Sometimes I forget that life is pretty awesome and eternal and beautiful. Sometimes I get cold and frustrated and hungry. Sometimes I just really want to take a steaming hot shower, but something outside of my control prevents the instant gratification. Sometimes when my mom tells me about what is really happening in our lives, our familial financial state, the varying degrees of healthcare my outer relatives are receiving, the state of the economy and my place in it; when she tells me that I would rather just nod and make small noises of comprehension than actually realize what thin ice it is that i've been skating. I like to think that I am in control of my place in this whole thing. But the stubborn alternative high school student never knew a goddamn thing.   I liked to think that i had the ability to debate the middle aged patrons of Bob Evan's with enough knowledge and grace to keep them coming back for more. But really, they saw through my bluff. And now, looking back, I realize what it was that I was lacking. Why I was never fully involved in the relevant discussion. I lacked passion. And to some degree I think I still do. I mean. I get overexcited or angry or really happy. But these are all fleeting emotions that can change momentarily. Never have I experienced an enduring passion, a need to know more, want more, touch more, get more. I envy Rachel because of her ability to engage a new topic so intensely that she is unable to concentrate on anything else. While I see the crippling effects of both extremes, I wish that I could just find something in the middle. 
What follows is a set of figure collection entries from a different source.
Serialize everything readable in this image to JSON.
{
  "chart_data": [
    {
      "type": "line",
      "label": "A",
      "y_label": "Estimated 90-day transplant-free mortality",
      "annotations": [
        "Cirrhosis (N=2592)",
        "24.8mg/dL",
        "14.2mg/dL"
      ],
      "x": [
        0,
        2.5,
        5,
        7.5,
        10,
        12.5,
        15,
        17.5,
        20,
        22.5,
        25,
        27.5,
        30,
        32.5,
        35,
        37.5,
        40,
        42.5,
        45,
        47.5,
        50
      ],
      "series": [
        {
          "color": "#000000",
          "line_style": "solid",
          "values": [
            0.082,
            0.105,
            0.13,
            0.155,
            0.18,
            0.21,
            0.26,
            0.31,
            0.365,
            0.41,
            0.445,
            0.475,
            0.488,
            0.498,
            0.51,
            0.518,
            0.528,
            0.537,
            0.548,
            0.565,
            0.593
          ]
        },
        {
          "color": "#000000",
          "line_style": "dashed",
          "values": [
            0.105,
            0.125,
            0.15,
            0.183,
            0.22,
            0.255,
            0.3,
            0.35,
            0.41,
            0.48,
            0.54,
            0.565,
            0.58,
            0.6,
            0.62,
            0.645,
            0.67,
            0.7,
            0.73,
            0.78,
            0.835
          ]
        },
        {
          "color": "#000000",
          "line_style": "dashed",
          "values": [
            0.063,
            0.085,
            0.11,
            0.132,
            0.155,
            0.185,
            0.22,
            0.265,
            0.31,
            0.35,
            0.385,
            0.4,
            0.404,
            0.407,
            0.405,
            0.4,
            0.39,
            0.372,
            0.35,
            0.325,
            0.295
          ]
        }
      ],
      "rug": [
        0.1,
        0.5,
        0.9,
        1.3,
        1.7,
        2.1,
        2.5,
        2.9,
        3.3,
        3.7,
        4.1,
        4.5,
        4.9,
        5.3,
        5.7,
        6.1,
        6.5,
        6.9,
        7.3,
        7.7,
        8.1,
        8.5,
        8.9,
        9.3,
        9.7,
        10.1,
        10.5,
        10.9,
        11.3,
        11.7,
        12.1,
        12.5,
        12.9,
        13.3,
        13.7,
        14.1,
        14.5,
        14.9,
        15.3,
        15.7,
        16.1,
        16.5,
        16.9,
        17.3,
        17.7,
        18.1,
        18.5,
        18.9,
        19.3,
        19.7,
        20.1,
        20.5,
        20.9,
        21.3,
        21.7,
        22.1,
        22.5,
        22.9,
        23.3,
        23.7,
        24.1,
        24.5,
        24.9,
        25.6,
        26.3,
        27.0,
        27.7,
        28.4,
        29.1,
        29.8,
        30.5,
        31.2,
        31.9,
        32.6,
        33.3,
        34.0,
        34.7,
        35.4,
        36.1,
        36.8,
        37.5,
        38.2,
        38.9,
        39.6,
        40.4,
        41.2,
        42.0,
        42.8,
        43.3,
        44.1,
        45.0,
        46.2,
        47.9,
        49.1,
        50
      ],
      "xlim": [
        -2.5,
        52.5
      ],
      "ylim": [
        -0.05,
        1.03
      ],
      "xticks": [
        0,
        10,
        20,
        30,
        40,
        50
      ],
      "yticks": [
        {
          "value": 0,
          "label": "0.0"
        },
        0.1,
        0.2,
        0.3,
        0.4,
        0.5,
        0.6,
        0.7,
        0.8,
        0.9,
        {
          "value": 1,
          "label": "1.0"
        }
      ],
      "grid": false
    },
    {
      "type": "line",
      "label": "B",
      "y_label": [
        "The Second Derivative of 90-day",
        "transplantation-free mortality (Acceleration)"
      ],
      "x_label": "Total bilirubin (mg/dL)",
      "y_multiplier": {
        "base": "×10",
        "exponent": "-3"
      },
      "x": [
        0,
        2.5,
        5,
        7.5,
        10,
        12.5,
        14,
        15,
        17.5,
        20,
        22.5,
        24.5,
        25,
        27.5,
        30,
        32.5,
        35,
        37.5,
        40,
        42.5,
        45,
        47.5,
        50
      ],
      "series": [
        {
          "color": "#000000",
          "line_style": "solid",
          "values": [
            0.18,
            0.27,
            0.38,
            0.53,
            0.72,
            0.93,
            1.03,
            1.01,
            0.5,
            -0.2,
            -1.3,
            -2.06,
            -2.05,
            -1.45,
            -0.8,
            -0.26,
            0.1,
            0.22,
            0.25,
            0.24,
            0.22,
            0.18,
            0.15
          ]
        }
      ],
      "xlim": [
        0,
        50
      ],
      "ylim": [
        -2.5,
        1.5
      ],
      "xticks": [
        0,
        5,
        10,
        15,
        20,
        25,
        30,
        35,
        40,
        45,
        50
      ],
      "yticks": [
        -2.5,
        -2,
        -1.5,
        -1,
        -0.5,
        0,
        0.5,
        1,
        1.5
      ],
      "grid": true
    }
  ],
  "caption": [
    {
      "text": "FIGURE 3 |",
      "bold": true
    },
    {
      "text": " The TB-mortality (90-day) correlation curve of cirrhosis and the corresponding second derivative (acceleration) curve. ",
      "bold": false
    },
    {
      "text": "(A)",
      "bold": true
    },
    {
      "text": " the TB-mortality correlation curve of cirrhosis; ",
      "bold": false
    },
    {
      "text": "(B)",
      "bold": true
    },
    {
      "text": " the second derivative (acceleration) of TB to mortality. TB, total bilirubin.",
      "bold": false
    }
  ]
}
I was thinking about Taylor a lot last night. I can't remember what her voice sounded like, or even the vocabulary she used. Every attempt at auditory recall comes out sounding squeaky and awkward. I remember exactly what she looks like. But i can't really remember details of the things we did together. But I do remember that when Taylor was my best friend, I was a passionate person. I was obsessed with music and knowing everything I could possibly find on the internet about certain bands. I loved school and applied myself heavily. Taylor and I used to talk for hours upon hours about our views of eternal life, or religion, or who if we would marry if we were forced to at the moment. Just days before she died, we even discussed what we would say to each other upon the effect of our dying. We loved each other so much that we promised, if it came down to it and one of us went, the other would kill themselves to join. But when it came down to it, I even lost my passion for that. I barely visited her grave, I took her pictures down from my walls. I curled up into a ball and never came out again. 
And I believe that I am still encapsulated somewhere in the moments after her death. I have yet to escape that abandonment. I am still standing on the railroad tracks with a bottle full of pills. 
Sorry about the melancholy. Our friend Josh Ward overdosed 2 years ago today. Funny thing about people dying in Warsaw, It always seems to land on the 28th. I think there are three different people who died within 2 years of each other on the 28th of some month. I guess today is a good day to die. 
I'm not really depressed though. Just disenchanted. A little nostalgic, and a whole lot of lost. 
Sometimes I just need to talk about Taylor. Because I really think she was the last good thing I ever saw.